A former taxi driver is at the centre of Russia’s shadow war across Europe

The plots, say Western security officials, are part of a shadow war by Russia’s intelligence services. An arson attack that destroyed more than 1,000 businesses outside Warsaw. Another that burned an IKEA in Lithuania. A plan to put incendiary devices on cargo planes in Britain, Germany and Poland. But a key figure in these plots, the officials say, is not an intelligence operative. He is a former taxi driver who lives in Russian farm country.

Aleksei Vladimirovich Kolosovsky, 42, who has ties to criminal groups involved in hacking, selling fake IDs and car theft, has made himself an essential player in this new form of unconventional conflict.

With the help of Russian intelligence, he has overseen the execution of recent plots in Poland, Lithuania, Britain, Germany and perhaps elsewhere, according to court documents and interviews with more than a dozen security officials from five European nations.

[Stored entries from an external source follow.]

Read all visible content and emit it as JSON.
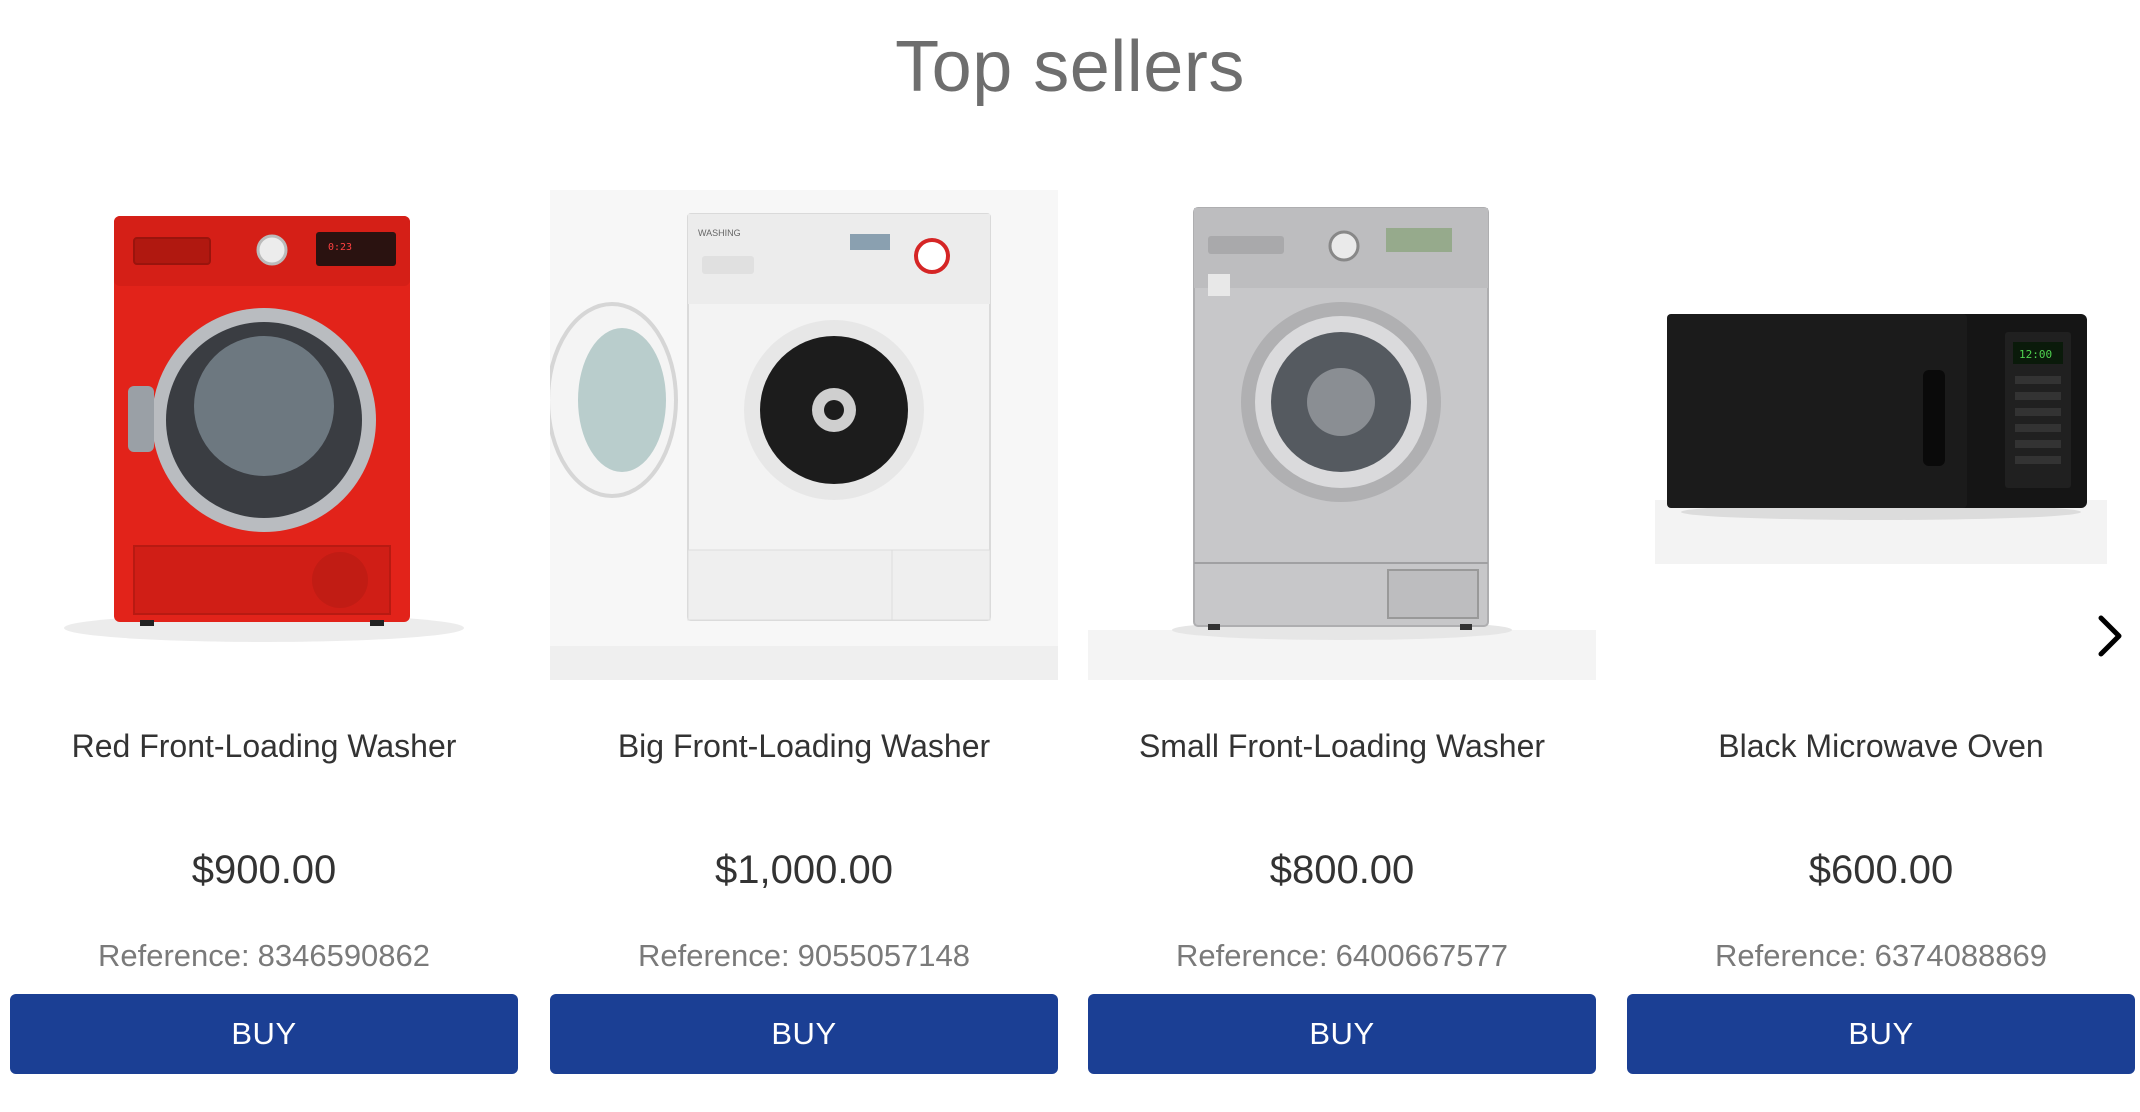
{
  "section": {
    "title": "Top sellers"
  },
  "carousel": {
    "prev_icon": "chevron-left-icon",
    "next_icon": "chevron-right-icon"
  },
  "products": [
    {
      "name": "Red Front-Loading Washer",
      "price": "$900.00",
      "reference_label": "Reference:",
      "reference": "8346590862",
      "buy_label": "BUY",
      "color": "#e2231a"
    },
    {
      "name": "Big Front-Loading Washer",
      "price": "$1,000.00",
      "reference_label": "Reference:",
      "reference": "9055057148",
      "buy_label": "BUY",
      "color": "#f2f2f2"
    },
    {
      "name": "Small Front-Loading Washer",
      "price": "$800.00",
      "reference_label": "Reference:",
      "reference": "6400667577",
      "buy_label": "BUY",
      "color": "#c7c7c9"
    },
    {
      "name": "Black Microwave Oven",
      "price": "$600.00",
      "reference_label": "Reference:",
      "reference": "6374088869",
      "buy_label": "BUY",
      "color": "#151515"
    }
  ],
  "theme": {
    "button_color": "#1b3f94",
    "title_color": "#6e6e6e"
  }
}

Kolosovsky’s role is a novel one, said the security officials. He is not a trained officer or an asset embedded in a foreign govt. He is more of a service provider, the officials said, working closely with intelligence officers – most of them from the GRU, Russia’s military intelligence service, which has primary responsibility for sabotage operations.

Operatives like Kolosovsky have become more common in the Kremlin’s evolving and increasingly violent sabotage campaign.

Kolosovsky, they said, brings to the fight an extensive network of criminals who know how to move goods and people without drawing the attention of law enforcement. Most important, these contacts reside and can travel in Europe, something that has become increasingly difficult for Russia’s professional intelligence officers.”We

are now operating in a space between peace and war,” Blaise Metreweli, who leads Britain’s spy agency, known as MI6, said in a speech. “Russia is testing us in the gray zone with tactics that are just below the threshold of war. “

Kolosovsky first came to the attention of Western intelligence services after a pair of arson attacks in May 2024, two of the security officials said. Using an account on the messaging service Telegram, under variations of the name “Warrior,” he recruited a web of agents, including a Ukrainian teenager, to plan attacks, according to the officials, as well as court records.

In 2021, Mr. Kolosovsky was briefly detained by the Russian authorities, though it is not clear why.

The services provided by Kolosovsky are a matter of necessity for Russia. Since the invasion of Ukraine, more than 750 Russian diplomats have been expelled from Europe, “the great majority of them spies,” Ken McCallum, the head of the British domestic security agency MI5, said in 2024.

Nothing about Kolosovsky’s public profile suggests a life of secret intrigue. He appears to live modestly. His last post on one account was in on Dec 15, 2020, his birthday. It featured a photo with his mother.